I’ve made almond milk four times since my first attempt, and fall in love with the fabulous flavor of homemade almond milk EVERY TIME! 🙂 It is so worth the extra time/effort to make it myself! Some shortcuts just aren’t worth taking, and buying pre-packaged almond milk is one of them!
An added perk of making your own almond milk is the lovely and very nutritious leftover pulp! After snooping around the internet, it seems that cookies are the most common way to use the pulp. So I decided to try whipping up some vegan chocolate chip cookies, using the almond pulp as the base.
The girls and I gave them a ‘thumbs up’! In fact, we managed to gobble up almost the entire batch today!
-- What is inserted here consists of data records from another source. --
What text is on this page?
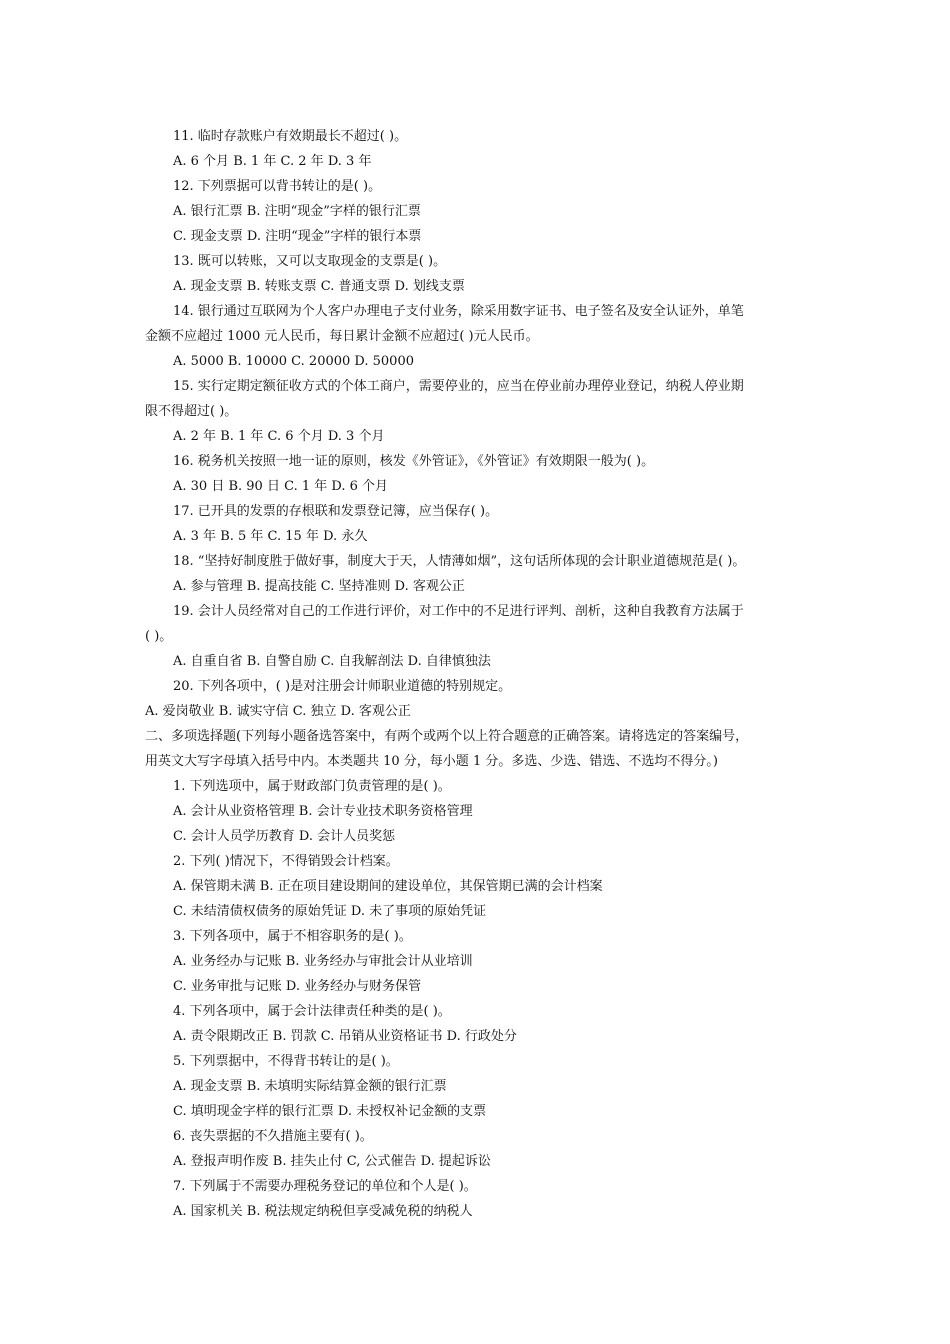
11. 临时存款账户有效期最长不超过( )。
A. 6 个月 B. 1 年 C. 2 年 D. 3 年
12. 下列票据可以背书转让的是( )。
A. 银行汇票 B. 注明“现金”字样的银行汇票
C. 现金支票 D. 注明“现金”字样的银行本票
13. 既可以转账，又可以支取现金的支票是( )。
A. 现金支票 B. 转账支票 C. 普通支票 D. 划线支票
14. 银行通过互联网为个人客户办理电子支付业务，除采用数字证书、电子签名及安全认证外，单笔
金额不应超过 1000 元人民币，每日累计金额不应超过( )元人民币。
A. 5000 B. 10000 C. 20000 D. 50000
15. 实行定期定额征收方式的个体工商户，需要停业的，应当在停业前办理停业登记，纳税人停业期
限不得超过( )。
A. 2 年 B. 1 年 C. 6 个月 D. 3 个月
16. 税务机关按照一地一证的原则，核发《外管证》，《外管证》有效期限一般为( )。
A. 30 日 B. 90 日 C. 1 年 D. 6 个月
17. 已开具的发票的存根联和发票登记簿，应当保存( )。
A. 3 年 B. 5 年 C. 15 年 D. 永久
18. “坚持好制度胜于做好事，制度大于天，人情薄如烟”，这句话所体现的会计职业道德规范是( )。
A. 参与管理 B. 提高技能 C. 坚持准则 D. 客观公正
19. 会计人员经常对自己的工作进行评价，对工作中的不足进行评判、剖析，这种自我教育方法属于
( )。
A. 自重自省 B. 自警自励 C. 自我解剖法 D. 自律慎独法
20. 下列各项中，( )是对注册会计师职业道德的特别规定。
A. 爱岗敬业 B. 诚实守信 C. 独立 D. 客观公正
二、多项选择题(下列每小题备选答案中，有两个或两个以上符合题意的正确答案。请将选定的答案编号，
用英文大写字母填入括号中内。本类题共 10 分，每小题 1 分。多选、少选、错选、不选均不得分。)
1. 下列选项中，属于财政部门负责管理的是( )。
A. 会计从业资格管理 B. 会计专业技术职务资格管理
C. 会计人员学历教育 D. 会计人员奖惩
2. 下列( )情况下，不得销毁会计档案。
A. 保管期未满 B. 正在项目建设期间的建设单位，其保管期已满的会计档案
C. 未结清债权债务的原始凭证 D. 未了事项的原始凭证
3. 下列各项中，属于不相容职务的是( )。
A. 业务经办与记账 B. 业务经办与审批会计从业培训
C. 业务审批与记账 D. 业务经办与财务保管
4. 下列各项中，属于会计法律责任种类的是( )。
A. 责令限期改正 B. 罚款 C. 吊销从业资格证书 D. 行政处分
5. 下列票据中，不得背书转让的是( )。
A. 现金支票 B. 未填明实际结算金额的银行汇票
C. 填明现金字样的银行汇票 D. 未授权补记金额的支票
6. 丧失票据的不久措施主要有( )。
A. 登报声明作废 B. 挂失止付 C, 公式催告 D. 提起诉讼
7. 下列属于不需要办理税务登记的单位和个人是( )。
A. 国家机关 B. 税法规定纳税但享受减免税的纳税人
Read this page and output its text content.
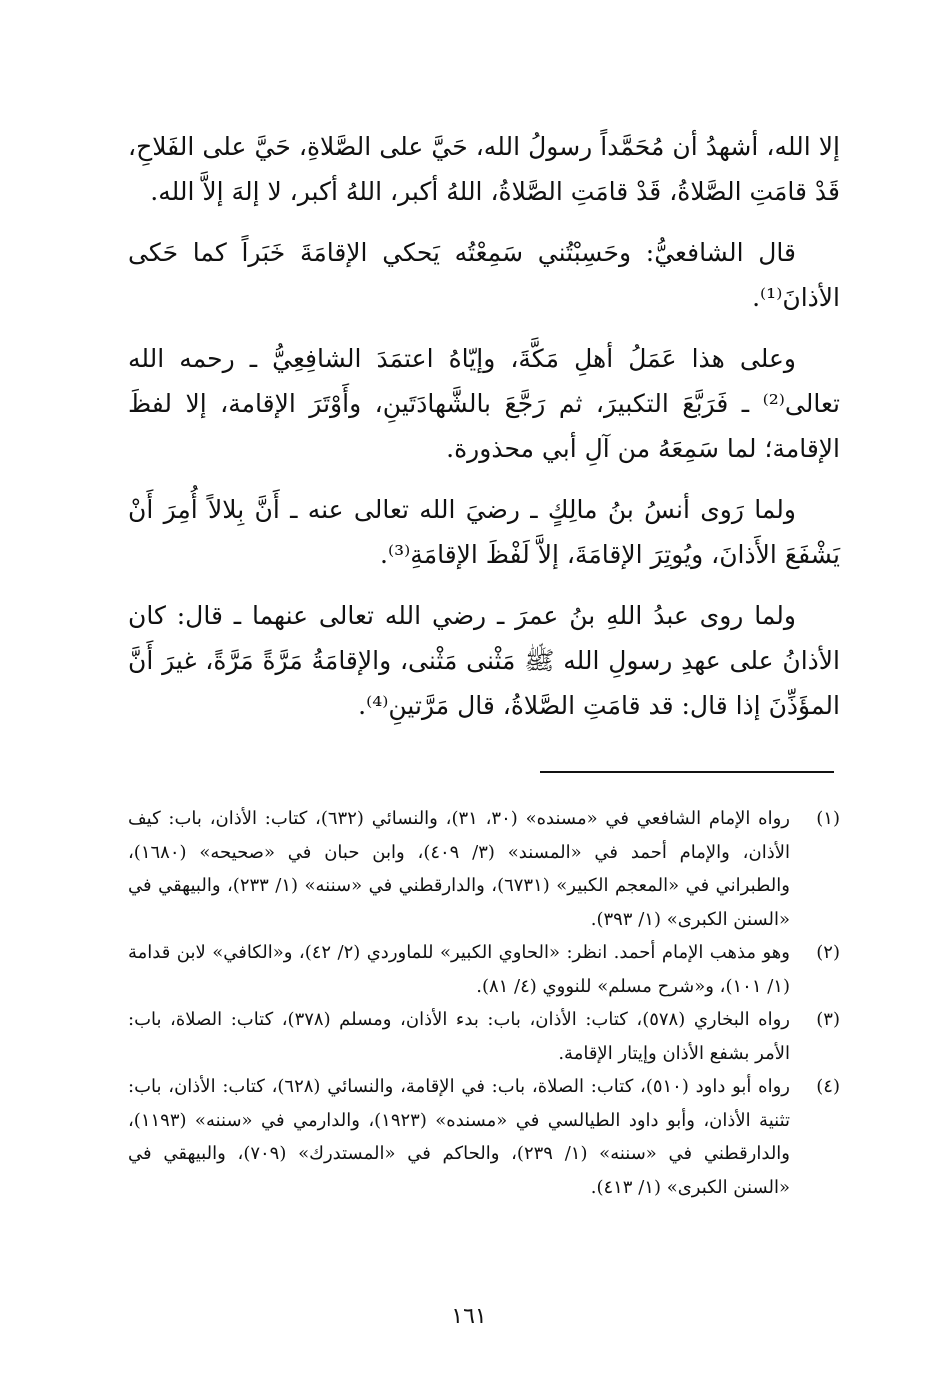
إلا الله، أشهدُ أن مُحَمَّداً رسولُ الله، حَيَّ على الصَّلاةِ، حَيَّ على الفَلاحِ، قَدْ قامَتِ الصَّلاةُ، قَدْ قامَتِ الصَّلاةُ، اللهُ أكبر، اللهُ أكبر، لا إلهَ إلاَّ الله.

قال الشافعيُّ: وحَسِبْتُني سَمِعْتُه يَحكي الإقامَةَ خَبَراً كما حَكى الأذانَ⁽¹⁾.

وعلى هذا عَمَلُ أهلِ مَكَّةَ، وإيّاهُ اعتمَدَ الشافِعِيُّ ـ رحمه الله تعالى⁽²⁾ ـ فَرَبَّعَ التكبيرَ، ثم رَجَّعَ بالشَّهادَتَينِ، وأَوْتَرَ الإقامة، إلا لفظَ الإقامة؛ لما سَمِعَهُ من آلِ أبي محذورة.

ولما رَوى أنسُ بنُ مالِكٍ ـ رضيَ الله تعالى عنه ـ أَنَّ بِلالاً أُمِرَ أَنْ يَشْفَعَ الأَذانَ، ويُوتِرَ الإقامَةَ، إلاَّ لَفْظَ الإقامَةِ⁽³⁾.

ولما روى عبدُ اللهِ بنُ عمرَ ـ رضي الله تعالى عنهما ـ قال: كان الأذانُ على عهدِ رسولِ الله ﷺ مَثْنى مَثْنى، والإقامَةُ مَرَّةً مَرَّةً، غيرَ أَنَّ المؤَذِّنَ إذا قال: قد قامَتِ الصَّلاةُ، قال مَرَّتينِ⁽⁴⁾.

(١)
رواه الإمام الشافعي في «مسنده» (٣٠، ٣١)، والنسائي (٦٣٢)، كتاب: الأذان، باب: كيف الأذان، والإمام أحمد في «المسند» (٣/ ٤٠٩)، وابن حبان في «صحيحه» (١٦٨٠)، والطبراني في «المعجم الكبير» (٦٧٣١)، والدارقطني في «سننه» (١/ ٢٣٣)، والبيهقي في «السنن الكبرى» (١/ ٣٩٣).
(٢)
وهو مذهب الإمام أحمد. انظر: «الحاوي الكبير» للماوردي (٢/ ٤٢)، و«الكافي» لابن قدامة (١/ ١٠١)، و«شرح مسلم» للنووي (٤/ ٨١).
(٣)
رواه البخاري (٥٧٨)، كتاب: الأذان، باب: بدء الأذان، ومسلم (٣٧٨)، كتاب: الصلاة، باب: الأمر بشفع الأذان وإيتار الإقامة.
(٤)
رواه أبو داود (٥١٠)، كتاب: الصلاة، باب: في الإقامة، والنسائي (٦٢٨)، كتاب: الأذان، باب: تثنية الأذان، وأبو داود الطيالسي في «مسنده» (١٩٢٣)، والدارمي في «سننه» (١١٩٣)، والدارقطني في «سننه» (١/ ٢٣٩)، والحاكم في «المستدرك» (٧٠٩)، والبيهقي في «السنن الكبرى» (١/ ٤١٣).
١٦١
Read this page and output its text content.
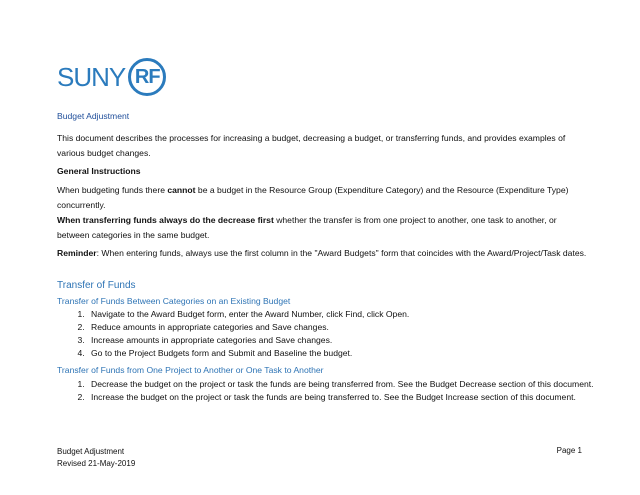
SUNY RF
Budget Adjustment
This document describes the processes for increasing a budget, decreasing a budget, or transferring funds, and provides examples of various budget changes.
General Instructions
When budgeting funds there cannot be a budget in the Resource Group (Expenditure Category) and the Resource (Expenditure Type) concurrently.
When transferring funds always do the decrease first whether the transfer is from one project to another, one task to another, or between categories in the same budget.
Reminder: When entering funds, always use the first column in the "Award Budgets" form that coincides with the Award/Project/Task dates.
Transfer of Funds
Transfer of Funds Between Categories on an Existing Budget
1. Navigate to the Award Budget form, enter the Award Number, click Find, click Open.
2. Reduce amounts in appropriate categories and Save changes.
3. Increase amounts in appropriate categories and Save changes.
4. Go to the Project Budgets form and Submit and Baseline the budget.
Transfer of Funds from One Project to Another or One Task to Another
1. Decrease the budget on the project or task the funds are being transferred from. See the Budget Decrease section of this document.
2. Increase the budget on the project or task the funds are being transferred to. See the Budget Increase section of this document.
Budget Adjustment
Revised 21-May-2019
Page 1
What? They’re healthy, alright!
1 and 1/3 cups almond pulp (mine was fairly moist since I don’t use a nut milk bag to strain my almond milk)
2 T. chia seeds
1/4 cup water
1 c. organic flour (I used white whole wheat)
1/2 c. organic sugar
1/2 t. baking soda
1/2 t. salt
1/2 t. baking powder
1 t. cinnamon
1/4 c. olive oil
1 T. apple cider vinegar
1 t. vanilla extract
2/3 c. rolled oats
1/2 c. chocolate chips
Soak chia seeds in water for 5 minutes.
Combine dry ingredients in a bowl.
Add oil, vanilla, vinegar, and chia seeds to almond pulp. Mix well, smashing out any chia seed ‘lumps’.
Add dry ingredients, chocolate chips, and oats to almond pulp mixture and mix well.
Drop by spoonfuls onto greased cookie sheets.
Bake in preheated 375 degrees oven for 15-20 minutes or until edges look browned.
They’re delicious when they’re cooled, but even better when they’re warm!!